At the same time, Finance Minister Pranab Mukherjee is unlikely to lower the rates for various income groups so that resource mobilisation for various socio-economic programmes is not affected.
“The income tax exemption limit, which is currently Rs 1,50,000, is likely to be raised marginally in the range of Rs 30,000 and Rs 35,000. Any change in the existing tax rates is unlikely,” sources close to the budget-making exercise told Deccan Herald.
Even though the government is aware of the fact that a substantial increase in the exemption limit may lead to revenue loss, it is inclined to take some fiscal measures in the budget to promote a “feel good” factor in the economy, currently hit by the slowdown.

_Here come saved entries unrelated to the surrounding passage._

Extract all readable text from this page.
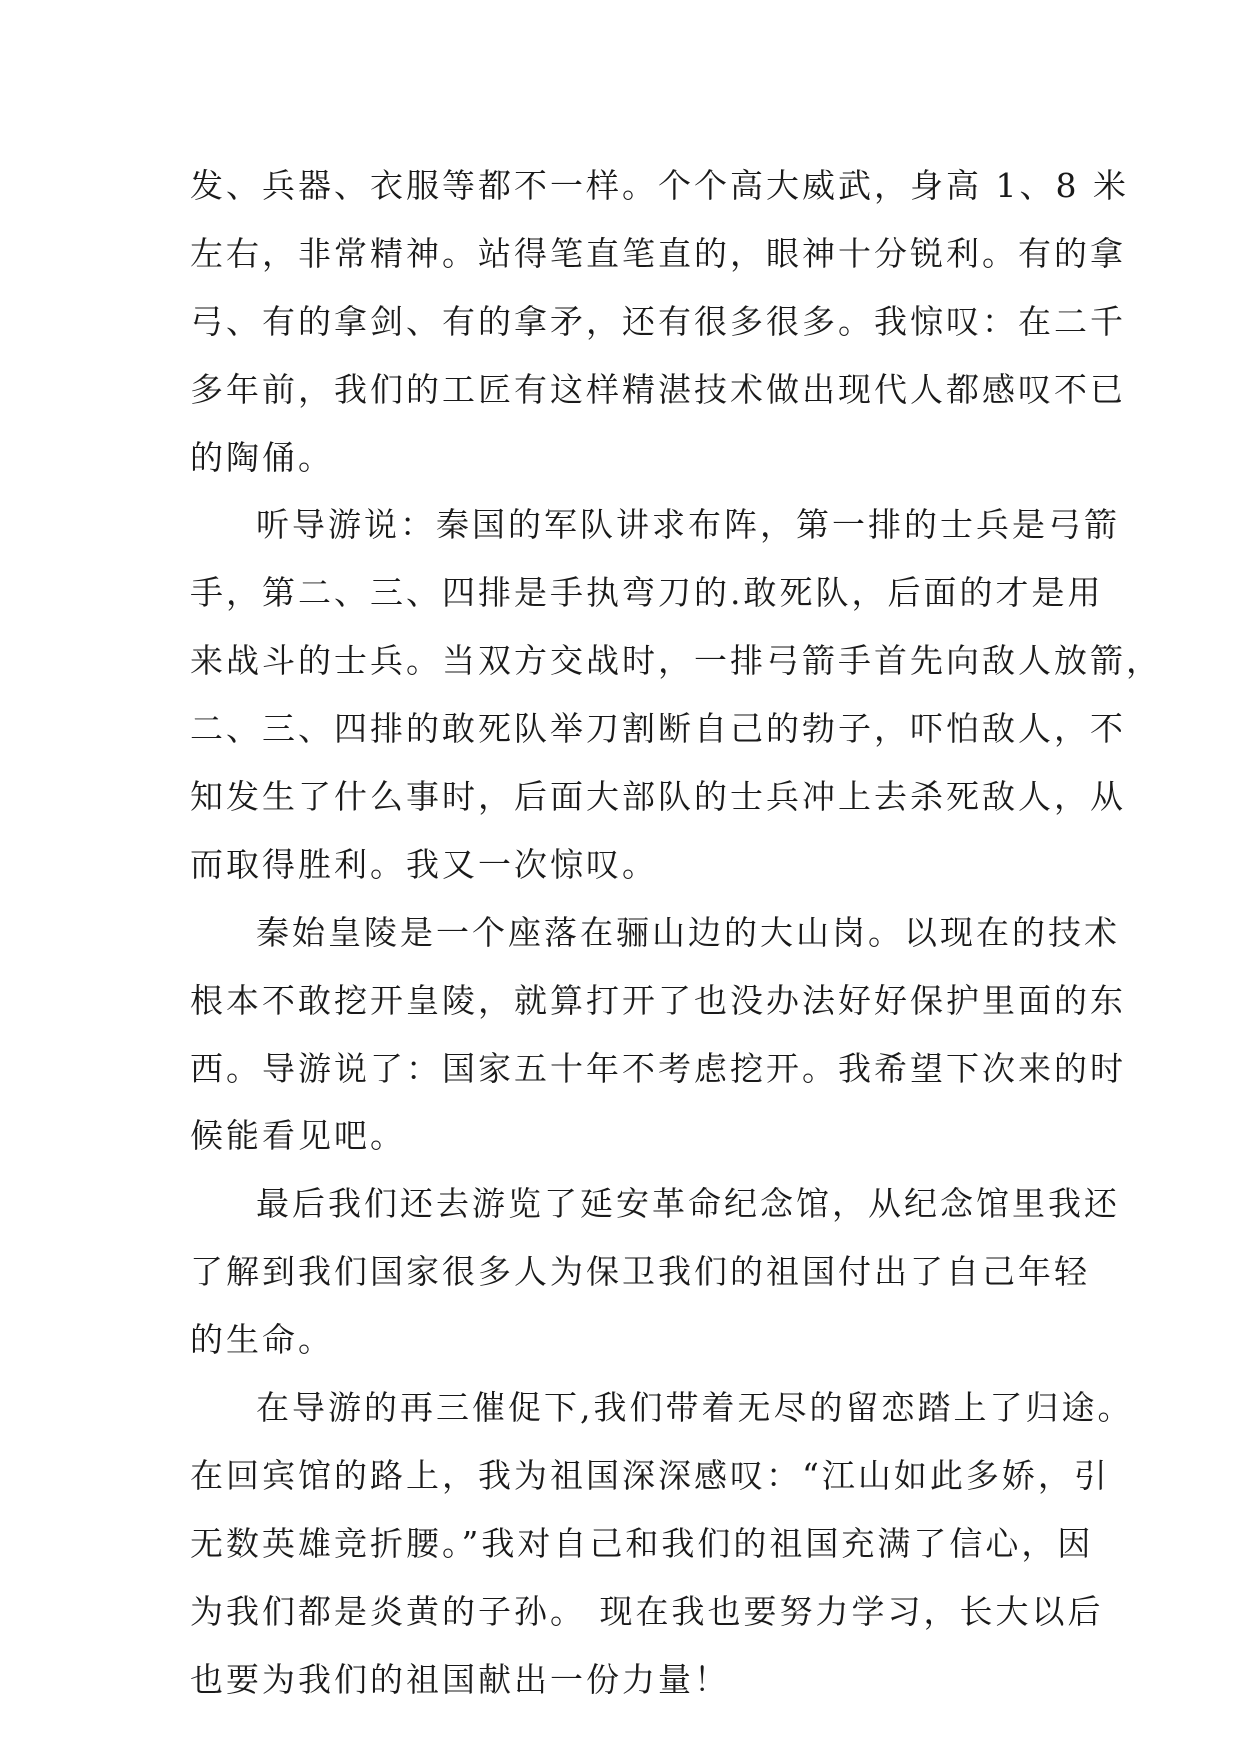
发、兵器、衣服等都不一样。个个高大威武，身高 1、8 米
左右，非常精神。站得笔直笔直的，眼神十分锐利。有的拿
弓、有的拿剑、有的拿矛，还有很多很多。我惊叹：在二千
多年前，我们的工匠有这样精湛技术做出现代人都感叹不已
的陶俑。
听导游说：秦国的军队讲求布阵，第一排的士兵是弓箭
手，第二、三、四排是手执弯刀的.敢死队，后面的才是用
来战斗的士兵。当双方交战时，一排弓箭手首先向敌人放箭，
二、三、四排的敢死队举刀割断自己的勃子，吓怕敌人，不
知发生了什么事时，后面大部队的士兵冲上去杀死敌人，从
而取得胜利。我又一次惊叹。
秦始皇陵是一个座落在骊山边的大山岗。以现在的技术
根本不敢挖开皇陵，就算打开了也没办法好好保护里面的东
西。导游说了：国家五十年不考虑挖开。我希望下次来的时
候能看见吧。
最后我们还去游览了延安革命纪念馆，从纪念馆里我还
了解到我们国家很多人为保卫我们的祖国付出了自己年轻
的生命。
在导游的再三催促下,我们带着无尽的留恋踏上了归途。
在回宾馆的路上，我为祖国深深感叹：“江山如此多娇，引
无数英雄竞折腰。”我对自己和我们的祖国充满了信心，因
为我们都是炎黄的子孙。 现在我也要努力学习，长大以后
也要为我们的祖国献出一份力量！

“A marginal hike in income tax exemption limit, when the economy is witnessing an overall contraction in the demand cycle, will leave a little bit more money in the consumer’s pocket. This type of fiscal gesture will have a feel good impact on the economy,” sources said.
The Tax Research Cell (TRC) in the budget division of the finance ministry, which provides inputs for tax proposals, is understood to be vouching for fiscal measures that can inject a “feel good” factor into the economy. The TRC is understood to have prepared a list of tax measures in this direction and a marginal hike in the income tax exemption limit is one such measure, sources said.
While acknowledging the fact that a “marginal” hike in the income-tax exemption limit will lead to some revenue loss, the TRC believes that the very injection of a “feel good” factor into the economy will have a positive spiraling effect on the “demand dynamism.”
The TRC is understood to have argued that triggering of a “demand dynamism” will spur production, which would ensure more revenue for the government. As far as change in the rates is concerned, the TRC is understood to have argued in favour of a status quo approach. While lowering of I-T rates is not desirable given the tight revenue position of the government, any hike on the other hand will further dampen the demand cycle of the economy, the TRC has cautioned.